“I’m not letting some unknown stranger touch my mom’s laptop-”
“Jack knows people that he can trust who can get it for us and bring it to us safe and sound.” Annabelle cut her gaze from Dylan to Jack. She knew she was right.
Jack closed his mouth again and blinked. Then his smile broadened and he shook his head slowly. “Very well. I’ll make a phone call.” He reached back into the pocket of the sports coat and pulled out the same cell phone he’d used before. Then he used his other hand to pull a second cell phone from the opposite inside pocket. The second phone, he tossed to Annabelle, who caught it easily but looked up at him questioningly. “Order a pizza,” he told her as he opened his phone and turned to leave the room. “I have no food in this bloody apartment.”
“We’re going to need to get a copy of that suicide note,” Annabelle said, breaking the silence that had enveloped the three of them. They were sitting in the entertainment room of the vast apartment, Dylan on the couch, now wearing a black Rolling Stones t-shirt and tennis shoes with his jeans, Annabelle and Jack in opposite chairs. The furniture set faced a forty-inch screen on which Linda Hamilton, whose body reminded Annabelle of a much skinnier version of Sherry, stabbed a Buck knife into a wooden table and then got up and left. The director’s cut of Terminator Two was a shared love between Dylan and Annabelle. Normally, they would be commenting on editorial mistakes and physical unlikelihoods throughout the entire movie, but at the moment, Dylan stared at the screen as if he couldn’t see it. And Annabelle stared at Jack.
He stared back.
“Yes. I’ve already taken care of it.”
Annabelle didn’t wonder at how he’d accomplished that. She knew him well enough by now. With some effort, she pulled her gaze away from his and glanced, distractedly, at the screen. She ran her hands through her hair, which was still damp from her five-minute shower, and separated the long strands so that they could dry. She’d dressed in clothes that Jack had just happened to have on-hand in this apartment. The man obviously enjoyed shopping at Victoria’s Secret, because she was now wearing a pair of Victoria’s Secret Pink sweats, a few layering V.S. tank tops and a signature Pink zip-up hooded sweat shirt. Everything was in her size. Not Sherry’s, who would most likely need a size or two larger than Annabelle, just to squeeze all of those muscles into.

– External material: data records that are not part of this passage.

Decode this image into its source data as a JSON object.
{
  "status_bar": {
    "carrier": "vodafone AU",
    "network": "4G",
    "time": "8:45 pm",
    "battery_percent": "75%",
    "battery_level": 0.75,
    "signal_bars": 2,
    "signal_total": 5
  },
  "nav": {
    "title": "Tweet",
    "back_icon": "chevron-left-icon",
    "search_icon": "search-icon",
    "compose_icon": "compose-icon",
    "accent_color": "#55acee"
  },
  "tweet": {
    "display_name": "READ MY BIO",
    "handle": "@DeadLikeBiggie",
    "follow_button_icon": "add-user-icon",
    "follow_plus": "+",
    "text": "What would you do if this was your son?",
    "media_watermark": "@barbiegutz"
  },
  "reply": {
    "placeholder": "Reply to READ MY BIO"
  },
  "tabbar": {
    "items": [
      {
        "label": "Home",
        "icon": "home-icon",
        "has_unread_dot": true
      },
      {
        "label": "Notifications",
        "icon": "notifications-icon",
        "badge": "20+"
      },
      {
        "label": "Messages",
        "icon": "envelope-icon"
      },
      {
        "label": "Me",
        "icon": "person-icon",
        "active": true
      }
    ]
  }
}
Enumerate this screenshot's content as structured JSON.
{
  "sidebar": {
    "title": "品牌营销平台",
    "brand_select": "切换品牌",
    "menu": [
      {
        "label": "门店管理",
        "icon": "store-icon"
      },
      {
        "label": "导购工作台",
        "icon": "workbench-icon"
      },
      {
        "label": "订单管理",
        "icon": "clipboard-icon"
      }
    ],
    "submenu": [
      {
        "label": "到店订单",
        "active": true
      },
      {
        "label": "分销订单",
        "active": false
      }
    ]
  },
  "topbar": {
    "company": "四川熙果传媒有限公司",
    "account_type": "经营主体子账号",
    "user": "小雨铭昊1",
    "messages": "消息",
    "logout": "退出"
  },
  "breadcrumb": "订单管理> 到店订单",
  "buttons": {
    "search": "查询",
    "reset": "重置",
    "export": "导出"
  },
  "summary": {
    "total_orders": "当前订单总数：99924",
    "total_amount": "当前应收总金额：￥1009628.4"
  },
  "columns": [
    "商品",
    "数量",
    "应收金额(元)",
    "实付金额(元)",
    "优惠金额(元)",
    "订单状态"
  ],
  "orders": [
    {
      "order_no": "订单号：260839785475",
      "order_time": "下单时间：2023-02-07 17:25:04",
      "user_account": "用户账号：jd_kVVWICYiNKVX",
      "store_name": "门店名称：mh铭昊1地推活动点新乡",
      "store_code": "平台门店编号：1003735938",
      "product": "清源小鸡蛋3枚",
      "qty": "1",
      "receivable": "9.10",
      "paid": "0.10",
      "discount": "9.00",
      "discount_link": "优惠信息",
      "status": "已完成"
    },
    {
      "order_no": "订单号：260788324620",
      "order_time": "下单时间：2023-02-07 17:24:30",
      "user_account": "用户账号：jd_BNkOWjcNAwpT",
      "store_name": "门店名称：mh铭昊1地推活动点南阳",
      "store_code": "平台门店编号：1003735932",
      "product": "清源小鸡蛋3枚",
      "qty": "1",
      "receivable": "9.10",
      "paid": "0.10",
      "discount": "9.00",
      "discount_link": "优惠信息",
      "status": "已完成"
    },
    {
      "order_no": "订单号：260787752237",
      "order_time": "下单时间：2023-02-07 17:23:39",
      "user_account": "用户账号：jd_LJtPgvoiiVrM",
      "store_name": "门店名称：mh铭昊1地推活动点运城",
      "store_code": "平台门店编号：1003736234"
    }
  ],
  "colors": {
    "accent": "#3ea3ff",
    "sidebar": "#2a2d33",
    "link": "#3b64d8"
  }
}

Annabelle couldn’t help but mull that over in her head. Jack, shopping for her. What did that mean?
After donning a fresh pair of white socks, she’d slipped back into her riding boots. They looked preposterous with the rest of her outfit, but she felt more comfortable with them on. They were familiar. They gave her some small sense of power, of control over her situation. They were practically all she ever wore these days.
Besides, she figured she’d set a trend tonight and pretty soon, women across the country would be wearing sweats with biker boots. Or hiking boots. Hell, they already wore sweats with Uggs.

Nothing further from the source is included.